Monday, December 4, 2006

Venezuelan Elections

Moonbat Chavez seems to have prevailed in the Venezuelan elections, the New York Times reports. With 78 percent of the votes counted on Sunday, Moonbat has 61 percent of the votes, to 38 percent the opposition candidate, Manuel Rosales (Governor of Zulia State). Governor Rosales' campaign, probably correctly, is crying foul. Soldiers kept polling places open beyond the legal times to allow Chavez supporters to vote, and the AP (via the Houston Chronicle) reports that Venezuelan officials stopped the broadcast of election coverage by the Spanish language international television network Telemundo.
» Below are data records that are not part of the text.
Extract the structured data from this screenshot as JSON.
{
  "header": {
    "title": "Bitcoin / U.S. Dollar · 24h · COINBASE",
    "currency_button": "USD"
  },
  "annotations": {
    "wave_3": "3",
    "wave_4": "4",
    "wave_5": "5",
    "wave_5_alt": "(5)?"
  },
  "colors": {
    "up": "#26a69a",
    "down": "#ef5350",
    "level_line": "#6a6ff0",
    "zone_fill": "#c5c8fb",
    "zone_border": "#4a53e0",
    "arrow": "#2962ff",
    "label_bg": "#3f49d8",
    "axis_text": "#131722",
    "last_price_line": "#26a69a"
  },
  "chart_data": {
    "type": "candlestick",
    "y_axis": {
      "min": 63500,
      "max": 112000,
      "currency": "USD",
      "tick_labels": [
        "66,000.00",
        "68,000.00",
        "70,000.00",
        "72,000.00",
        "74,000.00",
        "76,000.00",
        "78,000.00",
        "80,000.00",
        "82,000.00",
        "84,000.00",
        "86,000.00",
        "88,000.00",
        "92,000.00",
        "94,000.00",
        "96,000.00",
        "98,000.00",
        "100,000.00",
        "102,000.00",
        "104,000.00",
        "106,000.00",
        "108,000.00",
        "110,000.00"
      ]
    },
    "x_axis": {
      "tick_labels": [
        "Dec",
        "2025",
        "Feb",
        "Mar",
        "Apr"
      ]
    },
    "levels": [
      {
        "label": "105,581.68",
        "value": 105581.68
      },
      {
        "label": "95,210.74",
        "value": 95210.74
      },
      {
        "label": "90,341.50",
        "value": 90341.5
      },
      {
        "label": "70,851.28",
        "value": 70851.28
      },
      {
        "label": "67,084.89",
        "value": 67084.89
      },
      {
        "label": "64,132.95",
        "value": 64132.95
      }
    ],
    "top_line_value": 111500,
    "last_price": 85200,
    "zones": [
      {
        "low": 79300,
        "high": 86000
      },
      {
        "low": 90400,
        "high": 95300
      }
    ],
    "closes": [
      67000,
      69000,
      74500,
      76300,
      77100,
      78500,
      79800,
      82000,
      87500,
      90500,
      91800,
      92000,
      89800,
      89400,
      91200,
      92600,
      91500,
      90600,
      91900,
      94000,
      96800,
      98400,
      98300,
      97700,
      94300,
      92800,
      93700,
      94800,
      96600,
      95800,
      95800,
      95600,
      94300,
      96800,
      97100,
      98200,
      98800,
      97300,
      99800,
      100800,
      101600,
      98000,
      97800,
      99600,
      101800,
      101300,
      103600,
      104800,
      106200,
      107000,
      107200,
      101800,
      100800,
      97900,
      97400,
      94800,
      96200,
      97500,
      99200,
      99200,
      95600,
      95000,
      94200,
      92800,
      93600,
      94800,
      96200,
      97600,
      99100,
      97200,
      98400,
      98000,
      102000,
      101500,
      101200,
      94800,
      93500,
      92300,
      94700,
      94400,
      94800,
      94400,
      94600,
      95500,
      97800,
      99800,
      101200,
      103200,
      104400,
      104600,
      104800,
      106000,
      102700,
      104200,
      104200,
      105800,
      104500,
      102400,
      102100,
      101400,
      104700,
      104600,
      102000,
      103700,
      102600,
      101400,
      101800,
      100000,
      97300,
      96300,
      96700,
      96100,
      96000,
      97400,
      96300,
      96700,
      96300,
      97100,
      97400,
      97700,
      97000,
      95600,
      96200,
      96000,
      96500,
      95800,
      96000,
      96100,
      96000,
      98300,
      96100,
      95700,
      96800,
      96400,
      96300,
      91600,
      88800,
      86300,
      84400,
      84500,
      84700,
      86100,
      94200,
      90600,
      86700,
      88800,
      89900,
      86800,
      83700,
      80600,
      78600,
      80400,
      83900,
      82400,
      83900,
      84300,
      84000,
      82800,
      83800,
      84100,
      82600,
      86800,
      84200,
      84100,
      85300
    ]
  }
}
AP describes some vintage Nutbar haranguing; the Great One thundering to his supporters from his palace balcony in a rainstorm: "Long life the Revolution ! . . .It's another defeat for the devil, who tries to dominate the world. . . . Down with imperialism. We need a new world." Anybody smell some sulfur ? Chavez's devil is Bush: many lefties here would agree with both that characterization, and the rest of his ranting.
The results are certainly no surprise. Chavez deployed the entire apparatus of the Venezuelan state to secure his re-election, and his government is flush with oil cash. There was no possibility of his defeat, even absent tampering. I suspect that Moonbat Chavez, behind the closed doors of his residence, is not particularly happy that the opposition managed 38 percent. No doubt a come-to-Jesus meeting with some election and police officials will be held and maybe the final figures tweaked a little.
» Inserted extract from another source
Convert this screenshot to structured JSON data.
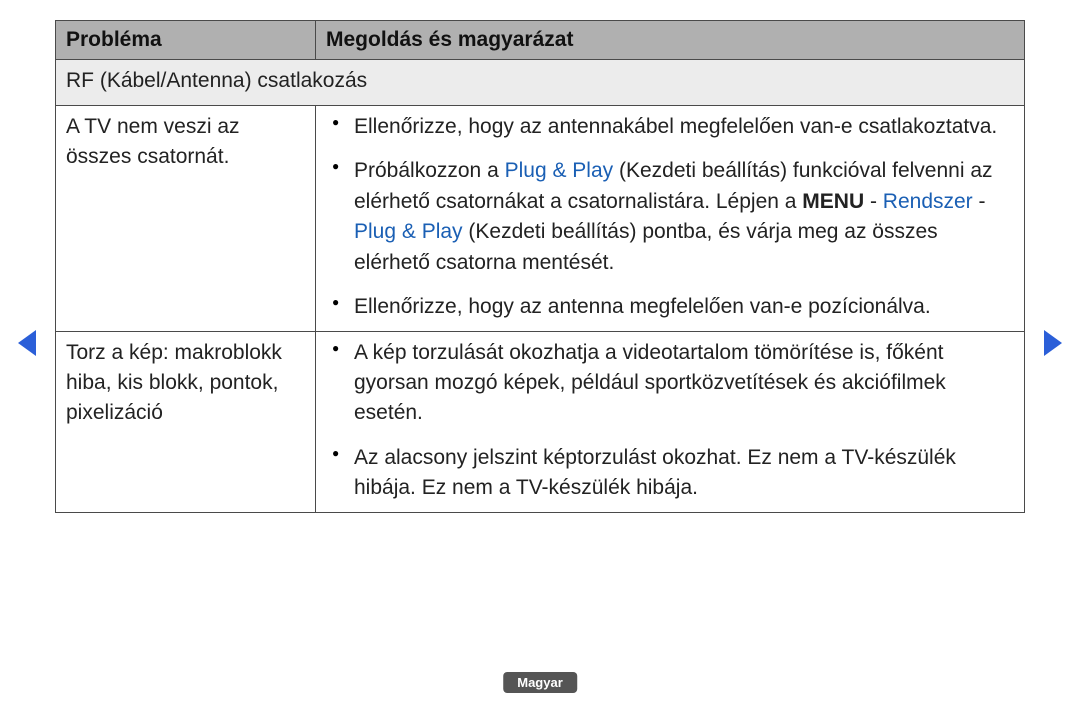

This happy result fortifies Chavez's position, particularly for the years ahead when he will be forced to the necessity of more blatant tampering. "The institutions are controlled, our democracy is already very sick, we have a strongman who says he's going to be the eternal president" says Governor Rosales. Well, yes sir, he is. Did you really believe it was going to work out otherwise ?
"We have to do something," AP quotes a Rosales supporter named Dona Bavaro as saying. "My country is being stolen. This is the last chance we have. Communism is coming here" Ms. Bavaro adds. Well, that's true also, except that you didn't really have a chance to begin with. It's a little late in the game to be figuring this out. You'd have better spent your efforts on trying to subvert the army or the police, if you really wanted to stop Chavez. It's far too late in the game for ballots and elections -- has been since 2002 -- and all they do at this point is to legitimize the dictator's control. Absent a coup, foreign intervention or a lucky bullet, you've got yourselves a much younger Fidel. Miami real estate is about to enjoy a boom.